Interest in alternative investments is on the rise.
According to a new report from global research and consulting firm Cerulli Associates, U.S. advisors’ mean allocations in 2017 to alternatives represented 7.2% of their total assets under management, compared to 5.7% the year prior.
The report, U.S. Alternative Investments 2018: Accessing Evolving Alternative Platforms, focuses on the U.S. retail and institutional alternative product landscape and distribution and product development trends in the U.S. alternative asset market.
“This past year, the global alternative investments industry benefited from two main drivers,” Michele Giuditta, director at Cerulli, said in a statement. “Strong economic growth across North America, Europe and Asia, and the growing attraction institutional investors have for alternatives assets in these markets.”

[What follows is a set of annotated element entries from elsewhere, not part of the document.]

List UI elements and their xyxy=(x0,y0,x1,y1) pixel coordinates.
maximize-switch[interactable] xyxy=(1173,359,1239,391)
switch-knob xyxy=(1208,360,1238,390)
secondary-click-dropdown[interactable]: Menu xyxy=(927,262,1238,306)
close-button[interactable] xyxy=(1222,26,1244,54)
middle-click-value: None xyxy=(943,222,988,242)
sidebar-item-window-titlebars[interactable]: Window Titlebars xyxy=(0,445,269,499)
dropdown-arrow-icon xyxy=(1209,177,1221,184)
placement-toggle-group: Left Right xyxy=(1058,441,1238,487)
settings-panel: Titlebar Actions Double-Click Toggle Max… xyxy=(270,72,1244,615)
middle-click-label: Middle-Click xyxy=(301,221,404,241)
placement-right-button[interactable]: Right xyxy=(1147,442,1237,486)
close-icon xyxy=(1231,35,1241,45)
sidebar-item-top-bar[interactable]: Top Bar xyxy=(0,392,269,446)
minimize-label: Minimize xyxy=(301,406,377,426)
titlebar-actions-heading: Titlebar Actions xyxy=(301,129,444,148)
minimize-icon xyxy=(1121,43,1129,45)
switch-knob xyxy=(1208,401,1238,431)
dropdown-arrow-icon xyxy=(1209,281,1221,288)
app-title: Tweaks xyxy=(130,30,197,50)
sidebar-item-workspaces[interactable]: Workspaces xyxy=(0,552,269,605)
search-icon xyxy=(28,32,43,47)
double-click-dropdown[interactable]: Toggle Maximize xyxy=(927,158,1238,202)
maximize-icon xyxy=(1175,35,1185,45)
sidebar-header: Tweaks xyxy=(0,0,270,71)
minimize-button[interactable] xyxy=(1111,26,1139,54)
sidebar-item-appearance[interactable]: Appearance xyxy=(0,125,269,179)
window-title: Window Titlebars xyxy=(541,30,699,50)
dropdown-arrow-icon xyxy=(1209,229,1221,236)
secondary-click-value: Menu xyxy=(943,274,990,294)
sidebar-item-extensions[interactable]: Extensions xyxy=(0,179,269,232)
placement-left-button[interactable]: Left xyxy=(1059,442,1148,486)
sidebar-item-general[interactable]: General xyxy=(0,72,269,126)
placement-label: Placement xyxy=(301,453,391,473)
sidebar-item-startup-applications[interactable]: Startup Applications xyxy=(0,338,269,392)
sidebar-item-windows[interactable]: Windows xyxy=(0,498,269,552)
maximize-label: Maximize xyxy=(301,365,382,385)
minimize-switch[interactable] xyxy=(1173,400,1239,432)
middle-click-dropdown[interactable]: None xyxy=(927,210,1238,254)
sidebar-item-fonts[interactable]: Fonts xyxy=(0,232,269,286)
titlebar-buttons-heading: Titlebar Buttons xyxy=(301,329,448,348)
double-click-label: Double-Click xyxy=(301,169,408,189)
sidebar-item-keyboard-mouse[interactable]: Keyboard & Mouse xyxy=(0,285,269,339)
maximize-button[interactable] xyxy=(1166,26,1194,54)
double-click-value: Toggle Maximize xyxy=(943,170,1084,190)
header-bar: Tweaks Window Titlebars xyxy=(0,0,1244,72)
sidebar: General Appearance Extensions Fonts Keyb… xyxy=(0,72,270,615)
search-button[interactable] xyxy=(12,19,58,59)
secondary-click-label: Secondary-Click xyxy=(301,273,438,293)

According to Giuditta, worldwide alternative assets were approaching $9 trillion as of year-end 2017 and private capital investments accounted for nearly $5 trillion of that AUM.
Hedge funds and liquid alternatives also rebounded after experiencing a tough year in 2016, when “performance declined, and redemptions outpaced new allocations,” according to Giuditta.
“Advisors have played an increasingly important role in the spread and adoption of alternative investment products across different channels,” explains Giuditta.
Cerulli’s latest survey revealed that nearly 40% of advisors report using alternatives (excluding liquid alternatives) and just more than 37% report using liquid alternative mutual funds.